Despite a decade of American good intentions, women in Afghanistan are still subjected to some of the worst human rights violations in the world. Rod Nordland, then the Kabul bureau chief of the New York Times, had watched these abuses unfold for years when he came upon Zakia and Ali, and has not only chronicled their plight, but has also shepherded them from danger.
The Lovers will do for women’s rights generally what Malala’s story did for women’s education. It is an astonishing story about self-determination and the meaning of love that illustrates, as no policy book could, the limits of Western influence on fundamentalist Islamic culture and, at the same time, the need for change.

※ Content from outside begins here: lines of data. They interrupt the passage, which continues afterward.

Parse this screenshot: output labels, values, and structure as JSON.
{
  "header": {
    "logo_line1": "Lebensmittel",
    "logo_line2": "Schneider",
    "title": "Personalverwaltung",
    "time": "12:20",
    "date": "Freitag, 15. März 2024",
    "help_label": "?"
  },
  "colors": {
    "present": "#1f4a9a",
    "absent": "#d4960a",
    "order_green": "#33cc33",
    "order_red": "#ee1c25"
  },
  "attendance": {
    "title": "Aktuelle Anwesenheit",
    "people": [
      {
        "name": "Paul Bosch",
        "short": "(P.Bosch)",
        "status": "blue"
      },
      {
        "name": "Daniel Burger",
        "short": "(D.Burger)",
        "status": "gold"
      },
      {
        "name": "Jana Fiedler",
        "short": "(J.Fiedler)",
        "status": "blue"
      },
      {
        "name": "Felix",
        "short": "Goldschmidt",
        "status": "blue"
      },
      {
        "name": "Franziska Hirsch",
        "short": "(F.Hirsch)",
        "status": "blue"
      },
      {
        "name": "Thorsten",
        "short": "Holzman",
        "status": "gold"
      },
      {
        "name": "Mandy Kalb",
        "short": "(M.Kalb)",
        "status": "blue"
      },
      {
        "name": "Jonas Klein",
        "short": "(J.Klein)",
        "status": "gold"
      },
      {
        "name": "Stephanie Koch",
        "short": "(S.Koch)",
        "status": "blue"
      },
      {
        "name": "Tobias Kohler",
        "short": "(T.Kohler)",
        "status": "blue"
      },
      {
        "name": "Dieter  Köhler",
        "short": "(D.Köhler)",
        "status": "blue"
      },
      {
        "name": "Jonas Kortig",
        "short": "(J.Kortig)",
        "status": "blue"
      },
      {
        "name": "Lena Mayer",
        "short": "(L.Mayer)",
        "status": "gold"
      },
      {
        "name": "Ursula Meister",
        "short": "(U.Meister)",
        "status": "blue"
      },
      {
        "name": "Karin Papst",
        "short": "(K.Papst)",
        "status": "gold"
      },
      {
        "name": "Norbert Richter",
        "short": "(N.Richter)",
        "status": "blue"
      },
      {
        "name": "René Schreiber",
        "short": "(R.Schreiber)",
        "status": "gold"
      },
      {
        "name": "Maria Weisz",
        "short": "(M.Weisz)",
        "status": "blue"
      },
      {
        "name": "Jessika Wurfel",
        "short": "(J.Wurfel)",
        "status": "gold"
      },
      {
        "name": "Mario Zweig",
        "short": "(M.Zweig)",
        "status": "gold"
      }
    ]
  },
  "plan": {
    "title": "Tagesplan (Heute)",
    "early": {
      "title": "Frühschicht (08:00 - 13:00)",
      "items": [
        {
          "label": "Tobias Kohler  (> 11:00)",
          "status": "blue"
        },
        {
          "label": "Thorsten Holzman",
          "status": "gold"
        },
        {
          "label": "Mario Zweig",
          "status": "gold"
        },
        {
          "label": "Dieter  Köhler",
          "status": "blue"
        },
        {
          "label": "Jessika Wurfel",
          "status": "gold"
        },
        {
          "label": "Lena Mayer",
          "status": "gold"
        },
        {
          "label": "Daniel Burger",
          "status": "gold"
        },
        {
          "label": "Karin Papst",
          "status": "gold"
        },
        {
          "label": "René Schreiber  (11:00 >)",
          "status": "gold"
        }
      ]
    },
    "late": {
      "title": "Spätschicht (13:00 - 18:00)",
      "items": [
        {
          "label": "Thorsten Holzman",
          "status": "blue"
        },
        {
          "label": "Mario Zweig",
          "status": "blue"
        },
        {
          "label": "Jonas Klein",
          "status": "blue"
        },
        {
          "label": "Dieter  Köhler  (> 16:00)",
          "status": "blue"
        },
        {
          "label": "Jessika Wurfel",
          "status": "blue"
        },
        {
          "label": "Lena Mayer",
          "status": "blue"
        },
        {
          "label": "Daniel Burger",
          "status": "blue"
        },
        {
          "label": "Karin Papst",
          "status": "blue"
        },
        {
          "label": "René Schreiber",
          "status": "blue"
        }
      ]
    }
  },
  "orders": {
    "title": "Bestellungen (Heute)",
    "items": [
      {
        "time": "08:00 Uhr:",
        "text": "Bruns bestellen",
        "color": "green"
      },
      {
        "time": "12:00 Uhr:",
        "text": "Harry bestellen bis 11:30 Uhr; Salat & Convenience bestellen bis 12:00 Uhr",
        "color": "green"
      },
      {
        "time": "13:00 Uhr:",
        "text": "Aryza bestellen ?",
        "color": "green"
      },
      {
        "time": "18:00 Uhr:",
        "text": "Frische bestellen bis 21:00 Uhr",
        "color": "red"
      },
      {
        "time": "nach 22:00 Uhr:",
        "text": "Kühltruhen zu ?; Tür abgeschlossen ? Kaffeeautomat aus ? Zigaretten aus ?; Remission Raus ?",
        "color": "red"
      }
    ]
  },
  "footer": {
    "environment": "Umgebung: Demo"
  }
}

Rod Nordland is the New York Times’s Pulitzer Prize–winning international correspondent at large. Formerly the paper’s Kabul bureau chief, he has worked as a foreign correspondent in more than 150 countries. Previously he was Newsweek’s chief foreign correspondent, serving as Baghdad bureau chief from 2003–2005. He was part of a team that won a Pulitzer Prize for news reporting and also a finalist for a Pulitzer in international reporting from Southeast Asia. He has received two George Polk awards; several Overseas Press Club awards, and many other honors. He is the author of The Lovers: Afghanistan’s Romeo & Juliet.